The Hong Kong Stock Exchange today suspended trading in one of those companies, Huabao (336 HK, HUIHY in the US) on the heels of a blistering report by Anonymous Analytics. The report, available here, exposes the company as yet another Chinese reverse merger piece of trash, using all the typical tricks (and then some) to move money from investors into the hands of insiders. Of course, this was no ordinary piece of junk, it did a reverse-merger not onto the OTCBB, but stayed closer to home, and, with a $1.6bn US market cap, Huabao is one of the larger Chinese scams.

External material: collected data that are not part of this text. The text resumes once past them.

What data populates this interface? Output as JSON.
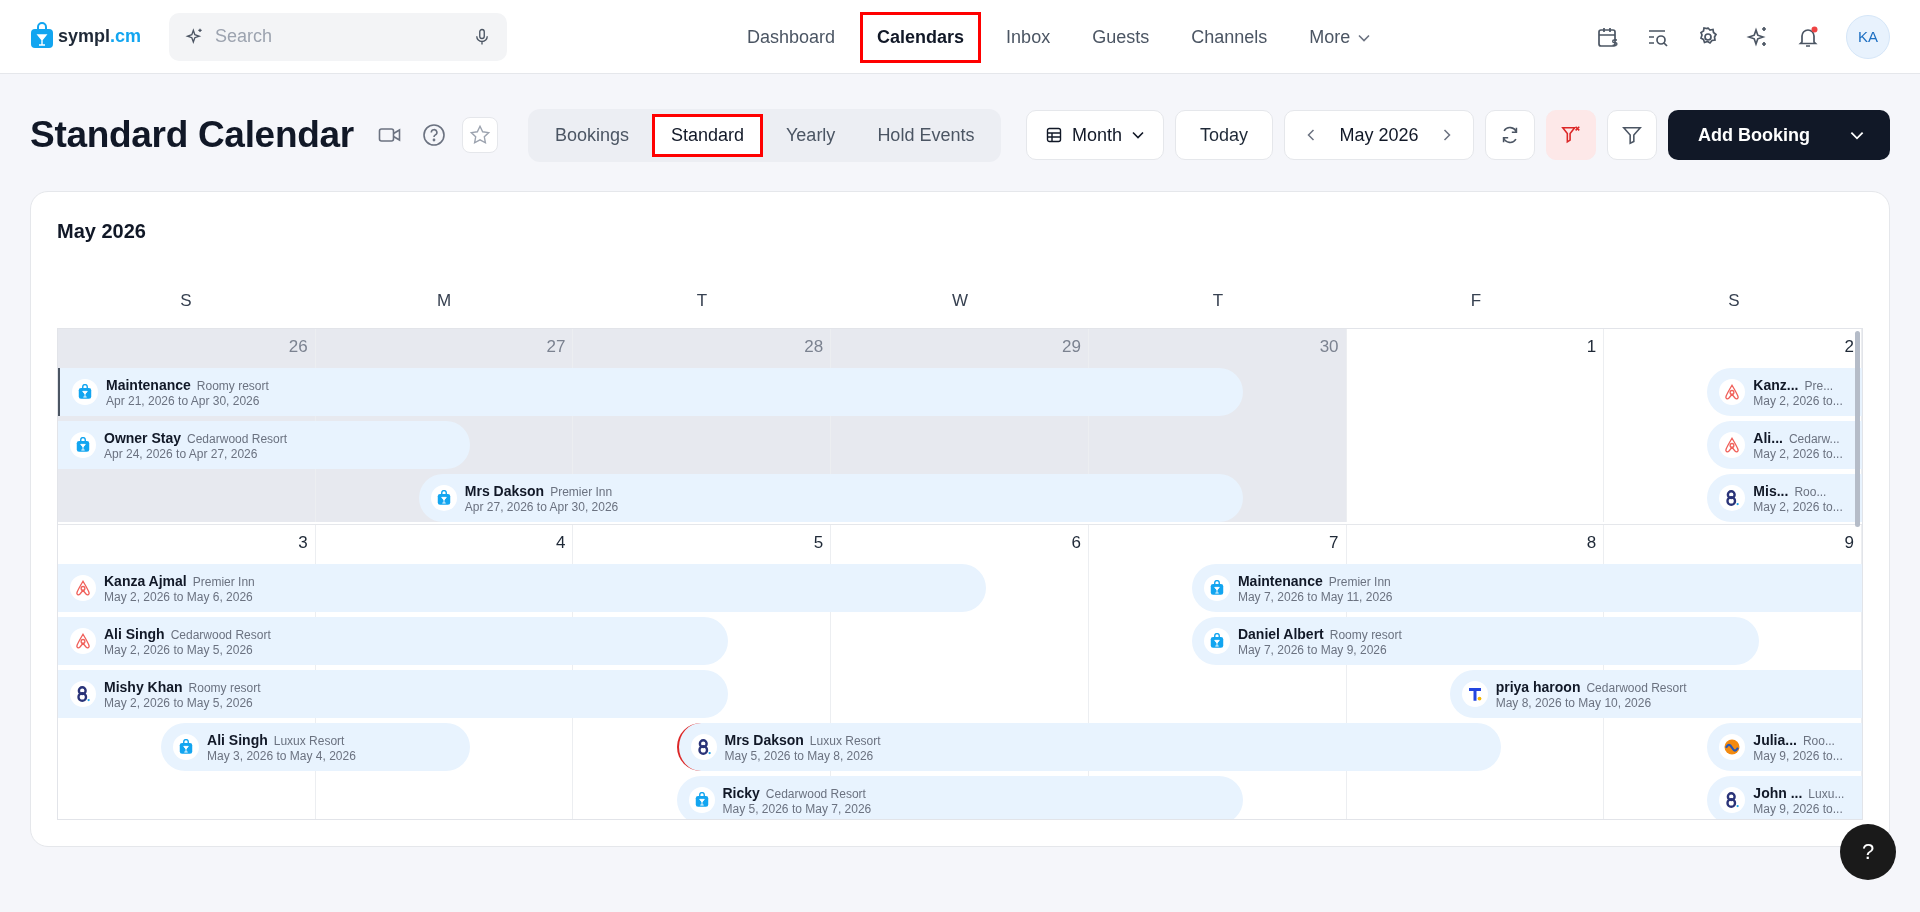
{
  "logo": {
    "name": "sympl",
    "suffix": ".cm"
  },
  "search": {
    "placeholder": "Search"
  },
  "nav": [
    {
      "label": "Dashboard",
      "selected": false,
      "outlined": false
    },
    {
      "label": "Calendars",
      "selected": true,
      "outlined": true
    },
    {
      "label": "Inbox",
      "selected": false,
      "outlined": false
    },
    {
      "label": "Guests",
      "selected": false,
      "outlined": false
    },
    {
      "label": "Channels",
      "selected": false,
      "outlined": false
    },
    {
      "label": "More",
      "selected": false,
      "outlined": false,
      "dropdown": true
    }
  ],
  "notifications": {
    "unread": true
  },
  "user": {
    "initials": "KA"
  },
  "page_title": "Standard Calendar",
  "view_tabs": [
    {
      "label": "Bookings",
      "selected": false,
      "outlined": false
    },
    {
      "label": "Standard",
      "selected": true,
      "outlined": true
    },
    {
      "label": "Yearly",
      "selected": false,
      "outlined": false
    },
    {
      "label": "Hold Events",
      "selected": false,
      "outlined": false
    }
  ],
  "toolbar": {
    "view": "Month",
    "today": "Today",
    "period": "May 2026",
    "filters_active": true,
    "add_button": "Add Booking"
  },
  "calendar": {
    "title": "May 2026",
    "weekdays": [
      "S",
      "M",
      "T",
      "W",
      "T",
      "F",
      "S"
    ],
    "weeks": [
      {
        "days": [
          {
            "label": "26",
            "other_month": true
          },
          {
            "label": "27",
            "other_month": true
          },
          {
            "label": "28",
            "other_month": true
          },
          {
            "label": "29",
            "other_month": true
          },
          {
            "label": "30",
            "other_month": true
          },
          {
            "label": "1",
            "other_month": false
          },
          {
            "label": "2",
            "other_month": false
          }
        ],
        "lanes": [
          [
            {
              "name": "Maintenance",
              "property": "Roomy resort",
              "dates": "Apr 21, 2026 to Apr 30, 2026",
              "kind": "bag",
              "focused": true,
              "flagged": false
            },
            {
              "name": "Kanz...",
              "property": "Pre...",
              "dates": "May 2, 2026 to...",
              "kind": "arch",
              "focused": false,
              "flagged": false
            }
          ],
          [
            {
              "name": "Owner Stay",
              "property": "Cedarwood Resort",
              "dates": "Apr 24, 2026 to Apr 27, 2026",
              "kind": "bag",
              "focused": false,
              "flagged": false
            },
            {
              "name": "Ali...",
              "property": "Cedarw...",
              "dates": "May 2, 2026 to...",
              "kind": "arch",
              "focused": false,
              "flagged": false
            }
          ],
          [
            {
              "name": "Mrs Dakson",
              "property": "Premier Inn",
              "dates": "Apr 27, 2026 to Apr 30, 2026",
              "kind": "bag",
              "focused": false,
              "flagged": false
            },
            {
              "name": "Mis...",
              "property": "Roo...",
              "dates": "May 2, 2026 to...",
              "kind": "rings",
              "focused": false,
              "flagged": false
            }
          ]
        ]
      },
      {
        "days": [
          {
            "label": "3",
            "other_month": false
          },
          {
            "label": "4",
            "other_month": false
          },
          {
            "label": "5",
            "other_month": false
          },
          {
            "label": "6",
            "other_month": false
          },
          {
            "label": "7",
            "other_month": false
          },
          {
            "label": "8",
            "other_month": false
          },
          {
            "label": "9",
            "other_month": false
          }
        ],
        "lanes": [
          [
            {
              "name": "Kanza Ajmal",
              "property": "Premier Inn",
              "dates": "May 2, 2026 to May 6, 2026",
              "kind": "arch",
              "focused": false,
              "flagged": false
            },
            {
              "name": "Maintenance",
              "property": "Premier Inn",
              "dates": "May 7, 2026 to May 11, 2026",
              "kind": "bag",
              "focused": false,
              "flagged": false
            }
          ],
          [
            {
              "name": "Ali Singh",
              "property": "Cedarwood Resort",
              "dates": "May 2, 2026 to May 5, 2026",
              "kind": "arch",
              "focused": false,
              "flagged": false
            },
            {
              "name": "Daniel Albert",
              "property": "Roomy resort",
              "dates": "May 7, 2026 to May 9, 2026",
              "kind": "bag",
              "focused": false,
              "flagged": false
            }
          ],
          [
            {
              "name": "Mishy Khan",
              "property": "Roomy resort",
              "dates": "May 2, 2026 to May 5, 2026",
              "kind": "rings",
              "focused": false,
              "flagged": false
            },
            {
              "name": "priya haroon",
              "property": "Cedarwood Resort",
              "dates": "May 8, 2026 to May 10, 2026",
              "kind": "tee",
              "focused": false,
              "flagged": false
            }
          ],
          [
            {
              "name": "Ali Singh",
              "property": "Luxux Resort",
              "dates": "May 3, 2026 to May 4, 2026",
              "kind": "bag",
              "focused": false,
              "flagged": false
            },
            {
              "name": "Mrs Dakson",
              "property": "Luxux Resort",
              "dates": "May 5, 2026 to May 8, 2026",
              "kind": "rings",
              "focused": false,
              "flagged": true
            },
            {
              "name": "Julia...",
              "property": "Roo...",
              "dates": "May 9, 2026 to...",
              "kind": "wave",
              "focused": false,
              "flagged": false
            }
          ],
          [
            {
              "name": "Ricky",
              "property": "Cedarwood Resort",
              "dates": "May 5, 2026 to May 7, 2026",
              "kind": "bag",
              "focused": false,
              "flagged": false
            },
            {
              "name": "John ...",
              "property": "Luxu...",
              "dates": "May 9, 2026 to...",
              "kind": "rings",
              "focused": false,
              "flagged": false
            }
          ]
        ]
      }
    ]
  },
  "help_button": {
    "label": "?"
  }
}
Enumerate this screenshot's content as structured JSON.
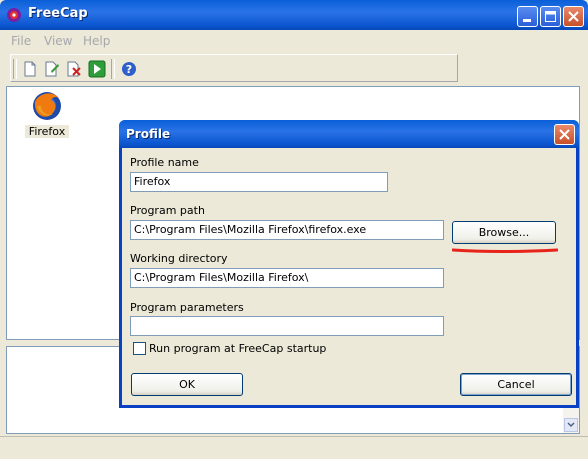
{
  "window": {
    "title": "FreeCap"
  },
  "menu": {
    "items": [
      "File",
      "View",
      "Help"
    ]
  },
  "toolbar": {
    "icons": [
      "new-profile-icon",
      "edit-profile-icon",
      "delete-profile-icon",
      "run-icon",
      "help-icon"
    ]
  },
  "profiles": [
    {
      "label": "Firefox",
      "icon": "firefox-icon"
    }
  ],
  "dialog": {
    "title": "Profile",
    "profile_name_label": "Profile name",
    "profile_name_value": "Firefox",
    "program_path_label": "Program path",
    "program_path_value": "C:\\Program Files\\Mozilla Firefox\\firefox.exe",
    "browse_label": "Browse...",
    "working_dir_label": "Working directory",
    "working_dir_value": "C:\\Program Files\\Mozilla Firefox\\",
    "params_label": "Program parameters",
    "params_value": "",
    "startup_checkbox_label": "Run program at FreeCap startup",
    "startup_checked": false,
    "ok_label": "OK",
    "cancel_label": "Cancel"
  },
  "colors": {
    "titlebar": "#0A5FD8",
    "annotation": "#E8231B",
    "face": "#ECE9D8"
  }
}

Read the AA report for all the juicy details.
Now is the time where we poke fun at the supposedly “smart money” institutional investors who either held their positions or were stupid enough to add to them, once evidence of fraud and bad actors comes to light. And we will. But today we must also congratulate one firm for doing something right, Morgan Stanley. According to a filing dated April 18, 2012 Morgan Stanley had a net short position in Huabao of almost 1%. Good work, and at BuyersStrike! we don’t often say that about the big banks. Of course, there are still a bunch of retards at Morgan Stanley Private Equity Asia (Homer Sun?) who foolishly buy into some of these names.
As for the hall of shame entrants, give a big hand to the morons at Lazard who hold almost 15% of Huabao. And double congratulations to the fools at Wellington who own 7% of Huabao and own 11.5% of still halted, disgraced, Sino-Forest (TRE CN) aka Tree-X.